Freitag, 3. August 2018

Abschied von der Leistungsgesellschaft

Gab es schon überhaupt eine Leistungsgesellschaft? Dessen bin ich mir nicht so sicher. Sollte sie aber bereits existiert haben, müssen wir heute von ihr Abschied nehmen.


                                                     Das Leistungsprinzip verlor längst seine Gültigkeit

Selber schuld!


Während Madeleine Albright (eben meldet sie sich zu Wort mit einem Buch über Faschismus) den alten Eliten, die zunehmend an Einfluss verlieren, nachtrauert,  beschuldige ich jene Eliten der Misere, in der wir stecken. Die sogenannten Eliten nutzten ihre Position, ihr Wissen und Können um ihre Macht zu befestigen, um sich abzuschotten. Selbstgefällig und arrogant verloren sie dabei jedes Maß. Der Rechtsruck geht auf ihr Konto. Selber schuld!

Unser Recht auf Widerstand


Theoretisch müsste ihr Wissen über Geschichte dafür reichen, sich die Konsequenzen der Ausbeutung von Massen vorzustellen. Es endete doch stets - und zwar nicht erst seit der Französischen Revolution – mit mehr oder weniger gewalttätigen Auseinandersetzungen. 

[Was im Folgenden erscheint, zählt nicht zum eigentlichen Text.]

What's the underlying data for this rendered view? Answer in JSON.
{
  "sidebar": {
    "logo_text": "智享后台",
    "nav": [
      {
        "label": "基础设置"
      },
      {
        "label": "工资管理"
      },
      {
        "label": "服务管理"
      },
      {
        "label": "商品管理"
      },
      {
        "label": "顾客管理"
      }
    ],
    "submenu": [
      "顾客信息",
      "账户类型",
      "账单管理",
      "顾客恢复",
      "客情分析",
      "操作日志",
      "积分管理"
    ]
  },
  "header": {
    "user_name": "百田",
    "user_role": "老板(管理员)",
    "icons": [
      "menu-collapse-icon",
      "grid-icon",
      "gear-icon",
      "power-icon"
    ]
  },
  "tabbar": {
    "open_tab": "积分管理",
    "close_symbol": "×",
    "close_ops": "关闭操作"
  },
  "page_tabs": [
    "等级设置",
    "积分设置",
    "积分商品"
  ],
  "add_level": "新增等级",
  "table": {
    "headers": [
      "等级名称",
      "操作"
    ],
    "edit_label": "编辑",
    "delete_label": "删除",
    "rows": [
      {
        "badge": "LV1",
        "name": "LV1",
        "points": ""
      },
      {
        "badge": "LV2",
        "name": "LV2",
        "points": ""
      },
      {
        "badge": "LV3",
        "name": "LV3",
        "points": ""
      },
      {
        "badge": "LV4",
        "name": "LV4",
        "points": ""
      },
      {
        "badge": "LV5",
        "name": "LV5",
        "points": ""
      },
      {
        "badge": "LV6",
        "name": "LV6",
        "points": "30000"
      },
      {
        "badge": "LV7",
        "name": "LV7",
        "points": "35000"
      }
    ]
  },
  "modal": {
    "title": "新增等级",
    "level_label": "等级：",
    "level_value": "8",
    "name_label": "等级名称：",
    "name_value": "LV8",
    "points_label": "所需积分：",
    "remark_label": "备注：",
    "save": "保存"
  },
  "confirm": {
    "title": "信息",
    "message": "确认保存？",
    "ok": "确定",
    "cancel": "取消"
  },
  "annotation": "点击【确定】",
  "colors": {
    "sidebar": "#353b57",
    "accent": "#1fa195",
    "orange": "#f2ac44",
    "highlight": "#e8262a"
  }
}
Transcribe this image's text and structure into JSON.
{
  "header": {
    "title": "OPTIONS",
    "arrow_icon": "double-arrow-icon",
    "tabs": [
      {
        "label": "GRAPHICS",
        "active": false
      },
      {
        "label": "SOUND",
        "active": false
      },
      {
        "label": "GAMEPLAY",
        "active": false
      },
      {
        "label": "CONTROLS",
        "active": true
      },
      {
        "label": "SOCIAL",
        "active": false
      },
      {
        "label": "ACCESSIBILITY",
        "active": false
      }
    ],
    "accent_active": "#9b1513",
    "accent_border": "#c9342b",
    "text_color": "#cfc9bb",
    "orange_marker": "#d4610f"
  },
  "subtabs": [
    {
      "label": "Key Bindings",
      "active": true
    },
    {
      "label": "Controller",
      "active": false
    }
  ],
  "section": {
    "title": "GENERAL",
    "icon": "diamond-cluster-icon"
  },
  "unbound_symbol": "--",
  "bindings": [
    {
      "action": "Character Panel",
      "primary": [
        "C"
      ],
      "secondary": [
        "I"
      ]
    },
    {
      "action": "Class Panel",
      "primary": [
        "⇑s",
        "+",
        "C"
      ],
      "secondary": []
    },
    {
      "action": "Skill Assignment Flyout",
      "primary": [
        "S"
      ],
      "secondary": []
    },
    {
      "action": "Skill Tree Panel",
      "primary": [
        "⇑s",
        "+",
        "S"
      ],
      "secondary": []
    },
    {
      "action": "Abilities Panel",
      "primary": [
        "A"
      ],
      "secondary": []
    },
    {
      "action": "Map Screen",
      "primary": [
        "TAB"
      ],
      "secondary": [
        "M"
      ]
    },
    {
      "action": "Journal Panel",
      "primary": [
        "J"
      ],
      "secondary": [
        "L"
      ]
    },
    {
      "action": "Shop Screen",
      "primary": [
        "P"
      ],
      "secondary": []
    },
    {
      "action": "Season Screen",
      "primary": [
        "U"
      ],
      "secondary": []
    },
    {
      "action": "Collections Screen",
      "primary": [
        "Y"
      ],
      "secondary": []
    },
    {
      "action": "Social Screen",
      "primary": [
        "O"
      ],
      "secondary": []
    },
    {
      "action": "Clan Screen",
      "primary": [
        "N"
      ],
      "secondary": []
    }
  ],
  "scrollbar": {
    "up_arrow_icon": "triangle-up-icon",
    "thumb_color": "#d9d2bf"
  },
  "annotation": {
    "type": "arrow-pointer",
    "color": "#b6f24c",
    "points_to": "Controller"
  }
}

Heute schreibt das wunderbare deutsche Grundgesetz das Recht auf Widerstand im Artikel 20, Absatz 4 fest:

„Gegen jeden, der es unternimmt, diese Ordnung zu beseitigen, haben alle Deutschen das Recht zum Widerstand, wenn andere Abhilfe nicht möglich ist.“

Mit „dieser Ordnung“ ist folgende Darstellung gemeint (Absatz 1 desselben Artikels):

„Die Bundesrepublik Deutschland ist ein demokratischer und sozialer Bundesstaat.“

Da nähern wir uns soeben dem Ursprung der Misere. „Diese Ordnung“ vermissen wir heute. Die ganzen Schichten von der Teilhabe an politischen und gesellschaftlichen Leben auszuschließen, hat weder mit der Demokratie noch mit einem sozialen Staat etwas zu tun.

Schade eigentlich


Welche Antwort auf die durchaus beunruhigende Entwicklung gibt die politische herrschende Klasse, die sich anmaßt, eine Elite zu sein? Sie will einfach weiter so machen, weil es so gut gelaufen ist (Vorsicht, Ironie!). 

Die Weiter-so-Politik will angeblich an der Leistungsgesellschaft festhalten. 

Moment mal! Dafür hätten wir eine faire Beurteilung und Behandlung - eben nach der Leistung - gebraucht. Und keine feudalen Strukturen, die wir überall vorfinden. 

Weil es hier keineswegs die Leistung entscheidet, sondern die Herkunft, die Position in der Hierarchie, das Vermögen. 

Das Leistungsprinzip verlor längst seine Gültigkeit. Schade eigentlich.

Ich behaupte einfach, dass eine Leistungsgesellschaft ohne Gerechtigkeit und gleiche Chancen absolut unmöglich ist. Außerdem hätte sie nie eine Leistung von denjenigen verlangt, die nicht in der Lage sind, etwas zu leisten. Um die würde sie sich einfach kümmern. Auch eine Leistung.